Objective: To investigate whether herbal cake-separated moxibustion can activate nuclear factor erythroid 2-related factor 2 (Nrf2) / antioxidant responsive element (ARE) /hemeoxygenase-1 (HO-1) signaling pathway to repair aspirin induced gastric mucosal injury (GMI) in rats.

Methods: SD rats (half male and half female) were randomly divided into blank control, model, moxibustion, inhibitor of HO-1 (inhibitor), model+inhibitor, moxibustion + inhibitor groups, with 20 rats in each group. The GMI model was established by gavage of aspirin 150 mg/kg(1 mL/100 g). Herbal cake-separated moxibustion was alternatively applied to bilateral "Zusanli" (ST36) and "Zhongwan" (CV12) and bilateral "Pishu" (BL20) and "Weishu" (BL21) for 30 min, once daily for 8 days. The rats in the three inhibitor groups received intraperitoneal injection of HO-1 inhibitor zinc protoporphyrin (5 mg/kg). The rats' behavior score, emotional response score, skin hair score, diet score and stool state score were given. The GMI index was calculated according to Guth's methods. Histopathological changes of gastric mucosa were observed by H.E. staining. The activity of superoxide dismutase (SOD) and the content of malondialdehyde (MDA) in the gastric mucosal tissue and serum were detected by ELISA. The levels of Nrf2/ARE/HO-1 signaling pathway-related factors Keap1, Nrf2, HO-1, CAT, GST, and NQO1 in the gastric mucosal tissue were detected by quantitative real-time PCR and Western blot, separately.

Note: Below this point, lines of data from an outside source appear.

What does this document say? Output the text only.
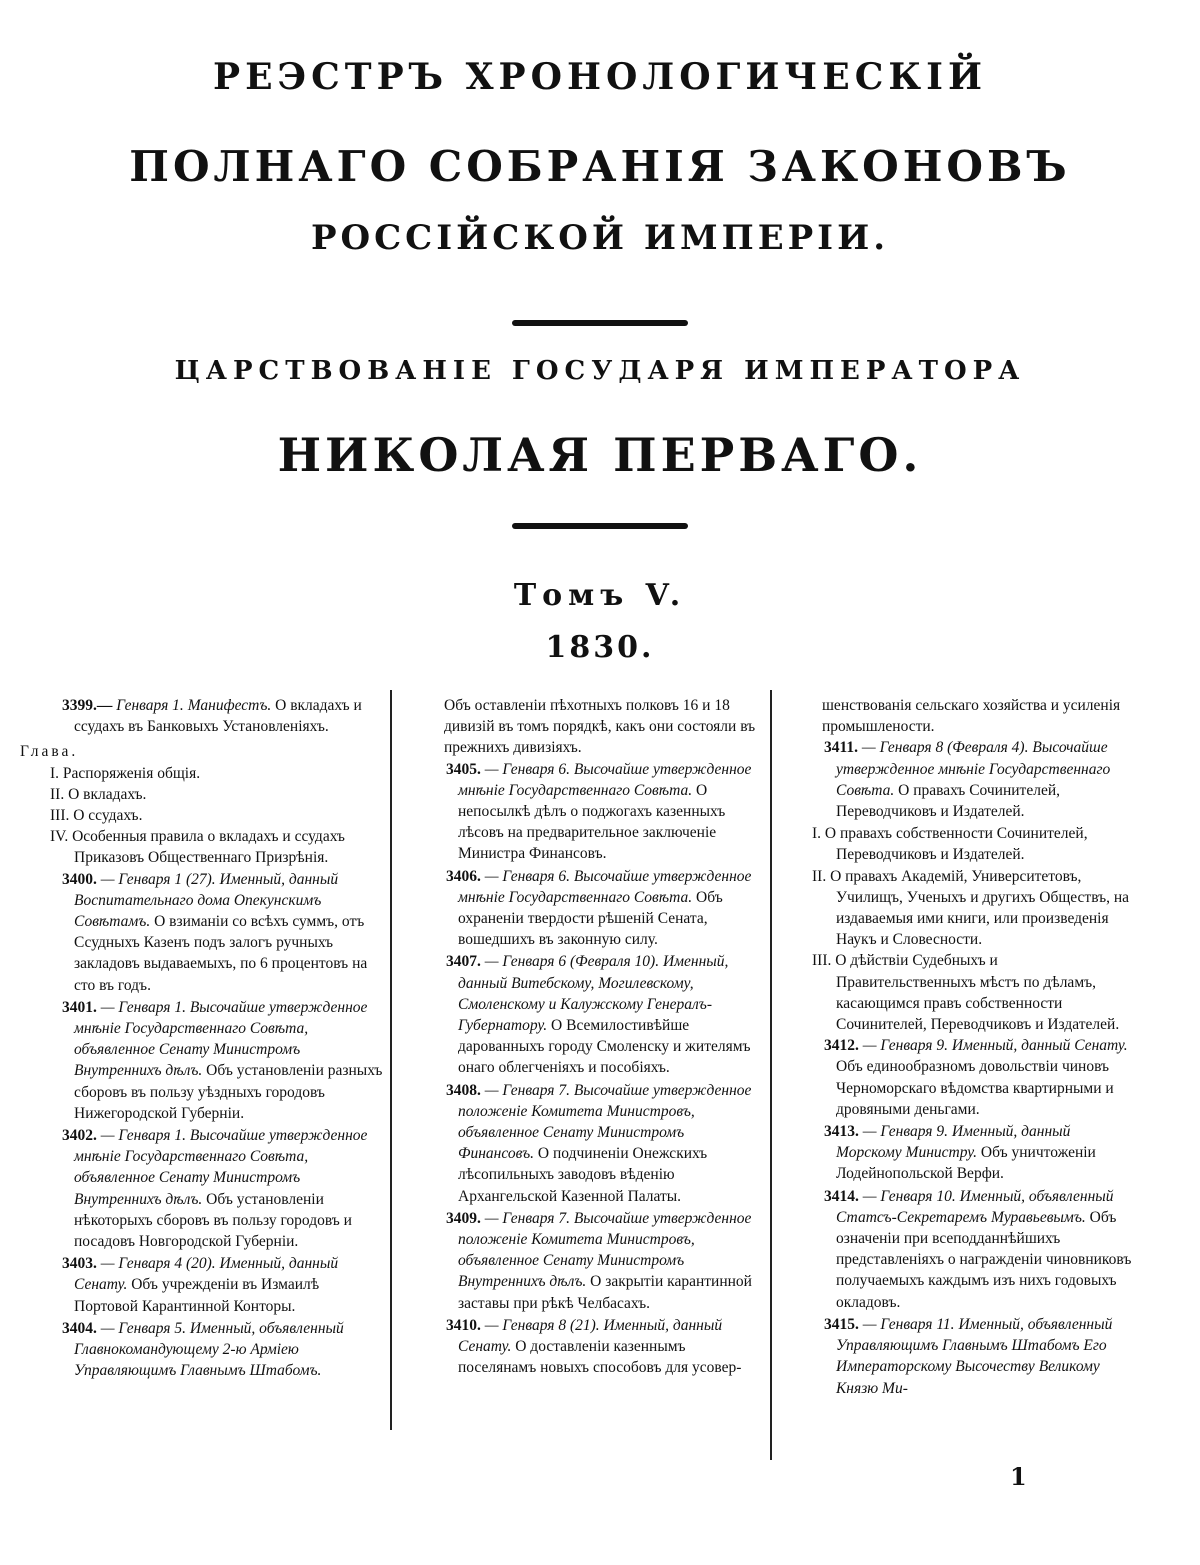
РЕЭСТРЪ ХРОНОЛОГИЧЕСКІЙ
ПОЛНАГО СОБРАНІЯ ЗАКОНОВЪ
РОССІЙСКОЙ ИМПЕРІИ.
ЦАРСТВОВАНІЕ ГОСУДАРЯ ИМПЕРАТОРА
НИКОЛАЯ ПЕРВАГО.
Томъ V.
1830.
3399.— Генваря 1. Манифестъ. О вкладахъ и ссудахъ въ Банковыхъ Установленіяхъ.
Глава.
I. Распоряженія общія.
II. О вкладахъ.
III. О ссудахъ.
IV. Особенныя правила о вкладахъ и ссудахъ Приказовъ Общественнаго Призрѣнія.
3400. — Генваря 1 (27). Именный, данный Воспитательнаго дома Опекунскимъ Совѣтамъ. О взиманіи со всѣхъ суммъ, отъ Ссудныхъ Казенъ подъ залогъ ручныхъ закладовъ выдаваемыхъ, по 6 процентовъ на сто въ годъ.
3401. — Генваря 1. Высочайше утвержденное мнѣніе Государственнаго Совѣта, объявленное Сенату Министромъ Внутреннихъ дѣлъ. Объ установленіи разныхъ сборовъ въ пользу уѣздныхъ городовъ Нижегородской Губерніи.
3402. — Генваря 1. Высочайше утвержденное мнѣніе Государственнаго Совѣта, объявленное Сенату Министромъ Внутреннихъ дѣлъ. Объ установленіи нѣкоторыхъ сборовъ въ пользу городовъ и посадовъ Новгородской Губерніи.
3403. — Генваря 4 (20). Именный, данный Сенату. Объ учрежденіи въ Измаилѣ Портовой Карантинной Конторы.
3404. — Генваря 5. Именный, объявленный Главнокомандующему 2-ю Арміею Управляющимъ Главнымъ Штабомъ.
Объ оставленіи пѣхотныхъ полковъ 16 и 18 дивизій въ томъ порядкѣ, какъ они состояли въ прежнихъ дивизіяхъ.
3405. — Генваря 6. Высочайше утвержденное мнѣніе Государственнаго Совѣта. О непосылкѣ дѣлъ о поджогахъ казенныхъ лѣсовъ на предварительное заключеніе Министра Финансовъ.
3406. — Генваря 6. Высочайше утвержденное мнѣніе Государственнаго Совѣта. Объ охраненіи твердости рѣшеній Сената, вошедшихъ въ законную силу.
3407. — Генваря 6 (Февраля 10). Именный, данный Витебскому, Могилевскому, Смоленскому и Калужскому Генералъ-Губернатору. О Всемилостивѣйше дарованныхъ городу Смоленску и жителямъ онаго облегченіяхъ и пособіяхъ.
3408. — Генваря 7. Высочайше утвержденное положеніе Комитета Министровъ, объявленное Сенату Министромъ Финансовъ. О подчиненіи Онежскихъ лѣсопильныхъ заводовъ вѣденію Архангельской Казенной Палаты.
3409. — Генваря 7. Высочайше утвержденное положеніе Комитета Министровъ, объявленное Сенату Министромъ Внутреннихъ дѣлъ. О закрытіи карантинной заставы при рѣкѣ Челбасахъ.
3410. — Генваря 8 (21). Именный, данный Сенату. О доставленіи казеннымъ поселянамъ новыхъ способовъ для усовер-
шенствованія сельскаго хозяйства и усиленія промышлености.
3411. — Генваря 8 (Февраля 4). Высочайше утвержденное мнѣніе Государственнаго Совѣта. О правахъ Сочинителей, Переводчиковъ и Издателей.
I. О правахъ собственности Сочинителей, Переводчиковъ и Издателей.
II. О правахъ Академій, Университетовъ, Училищъ, Ученыхъ и другихъ Обществъ, на издаваемыя ими книги, или произведенія Наукъ и Словесности.
III. О дѣйствіи Судебныхъ и Правительственныхъ мѣстъ по дѣламъ, касающимся правъ собственности Сочинителей, Переводчиковъ и Издателей.
3412. — Генваря 9. Именный, данный Сенату. Объ единообразномъ довольствіи чиновъ Черноморскаго вѣдомства квартирными и дровяными деньгами.
3413. — Генваря 9. Именный, данный Морскому Министру. Объ уничтоженіи Лодейнопольской Верфи.
3414. — Генваря 10. Именный, объявленный Статсъ-Секретаремъ Муравьевымъ. Объ означеніи при всеподданнѣйшихъ представленіяхъ о награжденіи чиновниковъ получаемыхъ каждымъ изъ нихъ годовыхъ окладовъ.
3415. — Генваря 11. Именный, объявленный Управляющимъ Главнымъ Штабомъ Его Императорскому Высочеству Великому Князю Ми-
1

Results: Compared with the blank control group, the behavior score, emotional response score, skin hair score, diet score and stool state score, GMI index, MDA contents of gastric mucosal tissue and serum, expression le-vels of Keap1 mRNA and protein were significantly increased (P<0.01), while the activity of gastric mucosal and serum SOD, the expression levels of Nrf2, HO-1, CAT, GST and NQO1 mRNAs and proteins were considerably decreased (P<0.01) in the model group. Compared with the model group, moxibustion obviously reversed the increase of emotional response score, skin hair score, stool state score, GMI index, MDA levels of gastric mucosal tissue and serum, and expression levels of Keap1 mRNA and protein (P<0.01, P<0.05), and the decrease of activity of SOD of gastric mucosal and serum, and the expression levels of Nrf2, HO-1, CAT, GST and NQO1 mRNAs and proteins (P<0.01, P<0.05). After administration of antagonist of HO-1, the effects of moxibustion were eliminated or weakened pronouncedly in reducing skin hair score, GMI index, contents of gastric mucosal and serum MDA, and expression of Keap1 mRNA and protein, and in up-regulating gastric mucosal and serum SOD, and expression of HO-1, CAT, GST and NQO1 mRNAs and proteins (P<0.01, P<0.05).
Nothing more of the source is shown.